En el fondo, el fósil obliga a sustituir una historia lineal por otra llena de entradas y salidas. Zealandia no fue una cápsula del tiempo cerrada. Fue un escenario cambiante, marcado por su historia geológica, climática y, mucho después, humana.

Por qué St Bathans sigue siendo clave

Los depósitos fósiles de St Bathans conservan una gran diversidad de aves acuáticas del Mioceno temprano y medio. Muchos restos son pequeños, están separados y no forman esqueletos completos, por lo que identificarlos exige comparar cada detalle. Se parece más a ordenar piezas sueltas que a montar un puzle con la imagen en la caja.

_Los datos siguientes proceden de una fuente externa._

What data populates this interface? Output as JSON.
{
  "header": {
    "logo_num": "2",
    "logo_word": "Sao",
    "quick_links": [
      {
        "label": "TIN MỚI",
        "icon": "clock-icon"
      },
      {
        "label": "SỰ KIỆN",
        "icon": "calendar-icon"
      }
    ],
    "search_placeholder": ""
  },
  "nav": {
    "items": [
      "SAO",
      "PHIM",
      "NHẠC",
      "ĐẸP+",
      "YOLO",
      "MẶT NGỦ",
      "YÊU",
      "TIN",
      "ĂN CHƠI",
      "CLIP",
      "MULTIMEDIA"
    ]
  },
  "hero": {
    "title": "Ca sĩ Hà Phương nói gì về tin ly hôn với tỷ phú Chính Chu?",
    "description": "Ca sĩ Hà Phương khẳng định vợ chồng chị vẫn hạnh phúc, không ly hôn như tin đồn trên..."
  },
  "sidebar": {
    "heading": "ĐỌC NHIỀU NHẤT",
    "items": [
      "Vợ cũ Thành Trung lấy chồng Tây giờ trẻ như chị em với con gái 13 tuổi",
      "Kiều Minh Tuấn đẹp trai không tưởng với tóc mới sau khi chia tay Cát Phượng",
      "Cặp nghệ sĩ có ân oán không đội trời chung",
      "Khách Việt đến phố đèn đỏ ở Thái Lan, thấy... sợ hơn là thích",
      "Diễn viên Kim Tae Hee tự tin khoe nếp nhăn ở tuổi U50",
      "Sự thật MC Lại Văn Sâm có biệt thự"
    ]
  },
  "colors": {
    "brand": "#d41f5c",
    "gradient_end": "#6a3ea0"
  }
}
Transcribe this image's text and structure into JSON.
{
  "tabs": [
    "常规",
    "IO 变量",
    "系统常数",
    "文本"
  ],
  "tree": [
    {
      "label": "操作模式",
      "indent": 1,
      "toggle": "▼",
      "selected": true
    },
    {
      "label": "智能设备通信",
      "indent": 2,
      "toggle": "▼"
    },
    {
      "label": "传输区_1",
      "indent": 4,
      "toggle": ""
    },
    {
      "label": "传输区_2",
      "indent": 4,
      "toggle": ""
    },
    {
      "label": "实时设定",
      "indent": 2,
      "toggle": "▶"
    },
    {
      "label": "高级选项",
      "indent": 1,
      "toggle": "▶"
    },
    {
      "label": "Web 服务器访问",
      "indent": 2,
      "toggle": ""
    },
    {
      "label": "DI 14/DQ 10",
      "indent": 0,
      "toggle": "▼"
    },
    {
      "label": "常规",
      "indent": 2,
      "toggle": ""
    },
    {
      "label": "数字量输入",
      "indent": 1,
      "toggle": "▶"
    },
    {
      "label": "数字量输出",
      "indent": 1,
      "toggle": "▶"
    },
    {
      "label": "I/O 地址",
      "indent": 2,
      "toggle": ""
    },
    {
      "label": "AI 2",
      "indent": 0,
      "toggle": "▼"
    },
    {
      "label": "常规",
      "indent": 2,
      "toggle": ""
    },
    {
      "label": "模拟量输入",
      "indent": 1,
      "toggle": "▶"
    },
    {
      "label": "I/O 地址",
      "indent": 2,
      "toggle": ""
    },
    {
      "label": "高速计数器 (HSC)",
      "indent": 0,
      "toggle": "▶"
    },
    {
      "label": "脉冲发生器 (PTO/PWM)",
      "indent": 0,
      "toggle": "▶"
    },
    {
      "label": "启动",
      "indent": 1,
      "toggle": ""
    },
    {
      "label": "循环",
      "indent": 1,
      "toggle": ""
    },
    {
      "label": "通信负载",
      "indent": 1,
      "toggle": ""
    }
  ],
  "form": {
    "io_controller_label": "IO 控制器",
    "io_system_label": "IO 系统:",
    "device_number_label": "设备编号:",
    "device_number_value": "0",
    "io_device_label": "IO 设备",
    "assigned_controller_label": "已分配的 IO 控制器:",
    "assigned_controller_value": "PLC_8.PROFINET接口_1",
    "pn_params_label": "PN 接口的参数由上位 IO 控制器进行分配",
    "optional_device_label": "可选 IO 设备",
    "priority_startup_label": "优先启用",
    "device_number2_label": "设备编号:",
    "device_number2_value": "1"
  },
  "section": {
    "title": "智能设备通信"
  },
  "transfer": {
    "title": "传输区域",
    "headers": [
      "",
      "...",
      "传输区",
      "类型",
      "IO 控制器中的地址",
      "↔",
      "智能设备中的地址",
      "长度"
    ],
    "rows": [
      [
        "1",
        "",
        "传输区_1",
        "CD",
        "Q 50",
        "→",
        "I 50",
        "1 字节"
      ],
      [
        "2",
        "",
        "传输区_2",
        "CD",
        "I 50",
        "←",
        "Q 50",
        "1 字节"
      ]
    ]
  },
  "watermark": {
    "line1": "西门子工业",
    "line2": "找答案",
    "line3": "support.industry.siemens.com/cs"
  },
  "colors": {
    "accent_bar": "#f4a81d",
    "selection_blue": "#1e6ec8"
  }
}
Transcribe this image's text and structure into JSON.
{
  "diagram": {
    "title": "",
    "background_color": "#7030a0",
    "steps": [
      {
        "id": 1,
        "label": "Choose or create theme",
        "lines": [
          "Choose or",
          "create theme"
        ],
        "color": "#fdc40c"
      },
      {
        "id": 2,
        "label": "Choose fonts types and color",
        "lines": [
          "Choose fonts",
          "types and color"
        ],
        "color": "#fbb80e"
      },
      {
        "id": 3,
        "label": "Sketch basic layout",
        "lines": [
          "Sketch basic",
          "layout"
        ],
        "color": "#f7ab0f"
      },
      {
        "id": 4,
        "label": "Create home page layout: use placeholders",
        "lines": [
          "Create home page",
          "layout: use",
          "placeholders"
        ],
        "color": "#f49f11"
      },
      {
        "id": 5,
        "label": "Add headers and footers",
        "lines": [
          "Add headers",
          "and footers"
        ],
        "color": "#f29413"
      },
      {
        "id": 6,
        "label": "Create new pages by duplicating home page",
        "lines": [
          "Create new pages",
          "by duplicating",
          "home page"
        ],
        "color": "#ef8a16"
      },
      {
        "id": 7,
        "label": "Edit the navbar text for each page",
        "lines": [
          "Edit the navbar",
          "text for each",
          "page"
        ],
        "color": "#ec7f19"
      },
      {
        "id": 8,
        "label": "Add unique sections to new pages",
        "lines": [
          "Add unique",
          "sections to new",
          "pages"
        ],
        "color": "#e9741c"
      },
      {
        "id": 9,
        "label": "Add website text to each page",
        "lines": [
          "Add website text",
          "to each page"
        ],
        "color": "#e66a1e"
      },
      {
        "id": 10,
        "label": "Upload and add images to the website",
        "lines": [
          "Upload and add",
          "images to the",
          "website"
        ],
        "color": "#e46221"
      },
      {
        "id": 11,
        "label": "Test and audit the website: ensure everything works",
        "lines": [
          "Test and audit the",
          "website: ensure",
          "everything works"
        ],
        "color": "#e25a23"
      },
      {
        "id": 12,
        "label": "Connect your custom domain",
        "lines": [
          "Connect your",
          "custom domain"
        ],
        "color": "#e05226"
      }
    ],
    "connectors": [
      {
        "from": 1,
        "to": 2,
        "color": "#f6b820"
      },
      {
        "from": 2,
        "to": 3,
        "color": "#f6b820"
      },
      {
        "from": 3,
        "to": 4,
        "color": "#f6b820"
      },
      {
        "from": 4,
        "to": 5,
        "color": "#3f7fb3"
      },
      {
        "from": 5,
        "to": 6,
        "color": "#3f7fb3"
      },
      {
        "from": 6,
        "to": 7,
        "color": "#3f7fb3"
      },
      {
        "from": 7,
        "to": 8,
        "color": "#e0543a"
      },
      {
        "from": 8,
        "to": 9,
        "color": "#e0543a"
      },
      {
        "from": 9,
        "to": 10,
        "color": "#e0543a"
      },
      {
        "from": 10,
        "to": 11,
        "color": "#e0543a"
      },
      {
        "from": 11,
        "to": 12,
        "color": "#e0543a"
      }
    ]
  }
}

Por eso fue importante revisar todos los huesos y no solo unos pocos ejemplares considerados representativos. Una clasificación antigua puede mantenerse durante años si nadie vuelve a contrastarla con colecciones más amplias. Aquí, esa segunda mirada reveló que varias piezas atribuidas a gansos pertenecían en realidad a animales diferentes.

Meterchen luti sigue siendo una especie conocida por muy pocos restos y nuevos fósiles podrían aclarar su anatomía y sus relaciones exactas. Lo que ya parece claro es que no fue el antepasado de los gigantes Cnemiornis, sino una rama más antigua e independiente que acabó desapareciendo.

El estudio ha sido publicado en Historical Biology.